Not long ago, I was doing something that needed to be fast and I tried the old t...

to3m · on June 8, 2012

Nobody would make this argument if, during testing, it transpired that reading files over a 100Mbit network connection was faster than reading files from the local SSD. Sure, one should always measure rather than pontificate. And yes, in this hypothetical case, one has measured, and it truly turns out it's quicker... to read over the network. But one should always consider: do the results make any sense whatsoever at all, or do they suggest that further investigation might be warranted?

And similarly, it would be an unusual CPU indeed - so unusual in fact that you'd probably already know that you were working on it, and would mention it as part of this crazy story of the time that divisions were faster than shifts - that managed to mess up single-bit shifts so badly that they were slower than an integer division.

Perhaps in a higher-level language, one might find that x>>1 were faster than x/2, for some reason unrelated to the relative speeds of the two operations. But if one is working in C or C++ (and I assume this is the case, if one is bothering with stuff like replacing divides with shifts), and yet the shift is still the slower, then this is most unexpected, and probably evidence that something has gone wrong.

(The division algorithm is inherently more complicated than a shift, and so divisions are always going to take more time than a shift. You can expect a shift to take 1 cycle on a modern CPU. A division would take more like 20. It will probably be the slowest integer instruction possible, and it might not be accessible from every pipeline. Sample division latencies for vaguely modern CPUs: 20+ cycles on x86, ~35 cycles on MIPS, ~20 cycles on POWER, ARM doesn't seem to have it. Shifts, on the other hand - always 1 cycle. ARM even gives them away for free.)
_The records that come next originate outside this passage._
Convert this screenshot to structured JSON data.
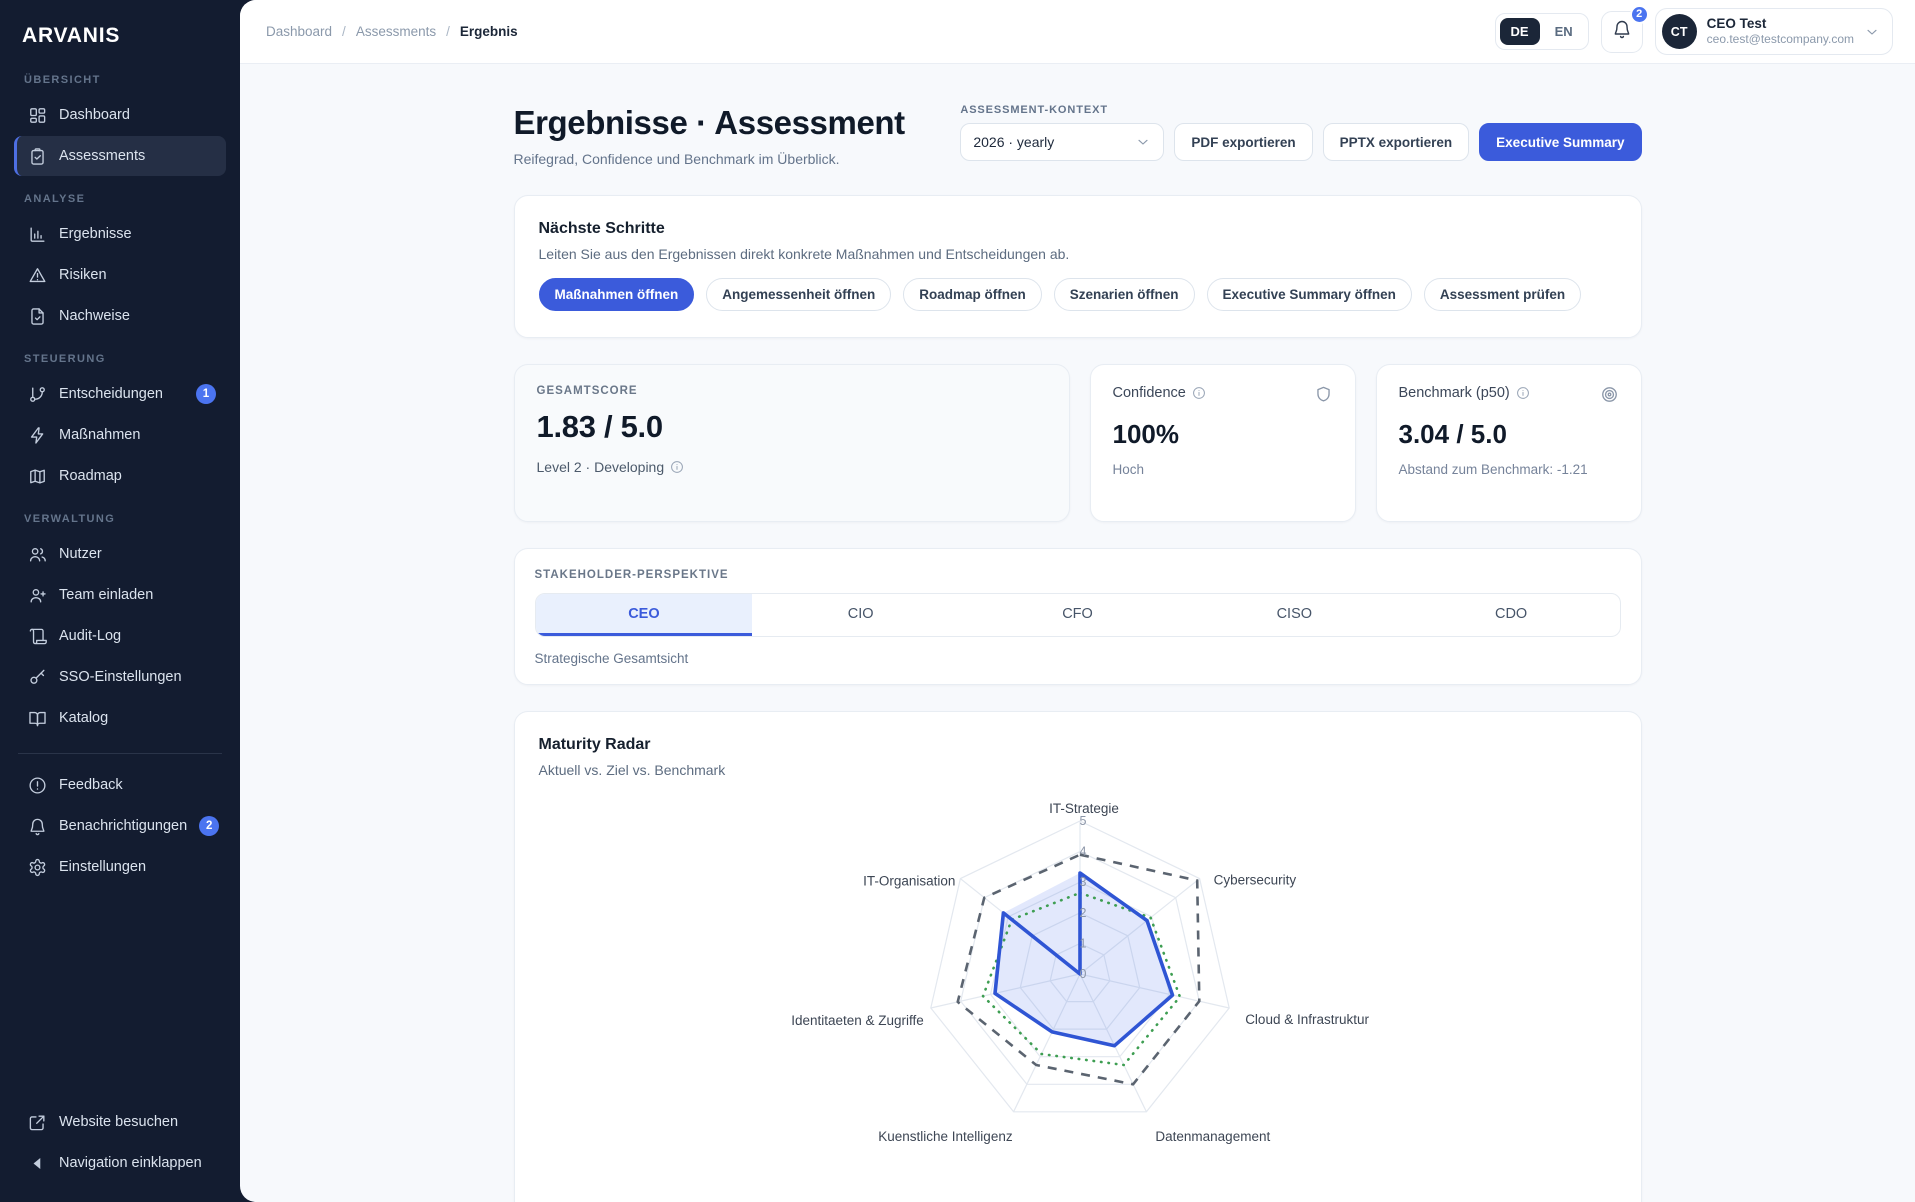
{
  "brand": "ARVANIS",
  "sidebar": {
    "sections": [
      {
        "label": "Übersicht",
        "items": [
          {
            "icon": "dashboard",
            "label": "Dashboard"
          },
          {
            "icon": "clipboard-check",
            "label": "Assessments",
            "active": true
          }
        ]
      },
      {
        "label": "Analyse",
        "items": [
          {
            "icon": "bar-chart",
            "label": "Ergebnisse"
          },
          {
            "icon": "warning",
            "label": "Risiken"
          },
          {
            "icon": "file-check",
            "label": "Nachweise"
          }
        ]
      },
      {
        "label": "Steuerung",
        "items": [
          {
            "icon": "git-branch",
            "label": "Entscheidungen",
            "badge": "1"
          },
          {
            "icon": "bolt",
            "label": "Maßnahmen"
          },
          {
            "icon": "map",
            "label": "Roadmap"
          }
        ]
      },
      {
        "label": "Verwaltung",
        "items": [
          {
            "icon": "users",
            "label": "Nutzer"
          },
          {
            "icon": "user-plus",
            "label": "Team einladen"
          },
          {
            "icon": "scroll",
            "label": "Audit-Log"
          },
          {
            "icon": "key",
            "label": "SSO-Einstellungen"
          },
          {
            "icon": "book",
            "label": "Katalog"
          }
        ]
      }
    ],
    "footer_items": [
      {
        "icon": "alert-circle",
        "label": "Feedback"
      },
      {
        "icon": "bell",
        "label": "Benachrichtigungen",
        "badge": "2"
      },
      {
        "icon": "gear",
        "label": "Einstellungen"
      }
    ],
    "bottom_items": [
      {
        "icon": "external-link",
        "label": "Website besuchen"
      },
      {
        "icon": "collapse",
        "label": "Navigation einklappen"
      }
    ]
  },
  "header": {
    "breadcrumbs": [
      "Dashboard",
      "Assessments",
      "Ergebnis"
    ],
    "language": {
      "active": "DE",
      "other": "EN"
    },
    "notification_count": "2",
    "user": {
      "initials": "CT",
      "name": "CEO Test",
      "email": "ceo.test@testcompany.com"
    }
  },
  "page": {
    "title": "Ergebnisse · Assessment",
    "subtitle": "Reifegrad, Confidence und Benchmark im Überblick.",
    "context_label": "ASSESSMENT-KONTEXT",
    "context_value": "2026 · yearly",
    "export_pdf_label": "PDF exportieren",
    "export_pptx_label": "PPTX exportieren",
    "executive_summary_label": "Executive Summary"
  },
  "next_steps": {
    "title": "Nächste Schritte",
    "description": "Leiten Sie aus den Ergebnissen direkt konkrete Maßnahmen und Entscheidungen ab.",
    "actions": [
      {
        "label": "Maßnahmen öffnen",
        "primary": true
      },
      {
        "label": "Angemessenheit öffnen"
      },
      {
        "label": "Roadmap öffnen"
      },
      {
        "label": "Szenarien öffnen"
      },
      {
        "label": "Executive Summary öffnen"
      },
      {
        "label": "Assessment prüfen"
      }
    ]
  },
  "scores": {
    "gesamtscore": {
      "label": "GESAMTSCORE",
      "value": "1.83 / 5.0",
      "sub": "Level 2 · Developing"
    },
    "confidence": {
      "label": "Confidence",
      "value": "100%",
      "sub": "Hoch"
    },
    "benchmark": {
      "label": "Benchmark (p50)",
      "value": "3.04 / 5.0",
      "sub": "Abstand zum Benchmark: -1.21"
    }
  },
  "stakeholder": {
    "label": "STAKEHOLDER-PERSPEKTIVE",
    "tabs": [
      "CEO",
      "CIO",
      "CFO",
      "CISO",
      "CDO"
    ],
    "active_tab": "CEO",
    "description": "Strategische Gesamtsicht"
  },
  "chart_data": {
    "type": "radar",
    "title": "Maturity Radar",
    "subtitle": "Aktuell vs. Ziel vs. Benchmark",
    "categories": [
      "IT-Strategie",
      "Cybersecurity",
      "Cloud & Infrastruktur",
      "Datenmanagement",
      "Kuenstliche Intelligenz",
      "Identitaeten & Zugriffe",
      "IT-Organisation"
    ],
    "series": [
      {
        "name": "Aktuell",
        "style": "solid",
        "color": "#2f55d4",
        "fill": "rgba(84,118,235,0.17)",
        "values": [
          3.3,
          2.8,
          3.1,
          2.6,
          2.1,
          2.85,
          3.2
        ],
        "closes_through_center": true
      },
      {
        "name": "Ziel",
        "style": "dashed",
        "color": "#5b6470",
        "values": [
          3.9,
          4.9,
          4.0,
          4.0,
          3.3,
          4.1,
          4.0
        ]
      },
      {
        "name": "Benchmark",
        "style": "dotted",
        "color": "#3e9e52",
        "values": [
          2.65,
          2.95,
          3.35,
          3.3,
          2.9,
          3.25,
          2.85
        ]
      }
    ],
    "rlim": [
      0,
      5
    ],
    "ticks": [
      0,
      1,
      2,
      3,
      4,
      5
    ],
    "grid": true,
    "legend_position": "none"
  }
}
chrisbennet · on June 17, 2012

I just noticed your response. The machine I timed it on was an older Lenova laptop with some sort of dual core Intel processor - indeed not an "unusual" CPU.

In the end, it's results are what matter even if you (or I) don't understand why. For all I know, the compiler parallelized some of the code with divisions and didn't for the shift using code. The thing is, you can't just look at what "should" be fastest and my experience was a good reminder of that.

In the old days, one optimization technique we used was to "unroll loops" i.e. instead of:

for (int i=0; i<8; i++) a[i] += b[i];

We'd do this:

// Unrolled loop a[0] += b[0]; a[1] += b[1]; a[2] += b[2]; ... a[7] += b[7];

The unroll loop has less clock cycle according to the book. Great - unless the larger "faster" code no longer fits in the CPU cache, now it's actually slower. The only way to tell is to measure it.

Here is the code. Substitute ">>1" for the "/2" portions and compare.

// pBuffer contains a single horizontal line in a bitmap // destBuffer will contain the first derivative convolution i.e. if you graph it, it would look like peaks at the edges of things in the image

void Convolution1D_FastFirstDerivative(int* pBuffer, int sizeOfBuffer, int destBuffer) { int lastPos = sizeOfBuffer - 1; int isum = 0;

// Special case start of buffer where filter "hangs off edge" isum = -pBuffer[0] / 2; // 0.5 //sum += pBuffer[0] * 0; // * 0 isum += pBuffer[1] / 2; destBuffer[0] = isum;

for (int i=1; i<sizeOfBuffer-1; i++) { isum = -pBuffer[i-1] / 2; // * -0.5 //sum += pBuffer[lastPos] * 0; // * 0 isum += pBuffer[i+1] / 2; // * 0.5 destBuffer[i] = isum; }

// Special case end of buffer where filter "hangs off edge" isum = -pBuffer[lastPos-1] / 2; // * -0.5 //sum += pBuffer[lastPos] * 0; // * 0 isum += pBuffer[lastPos] / 2; // * 0.5 destBuffer[lastPos] = isum;

}

Sorry, I wish I could fix the formatting.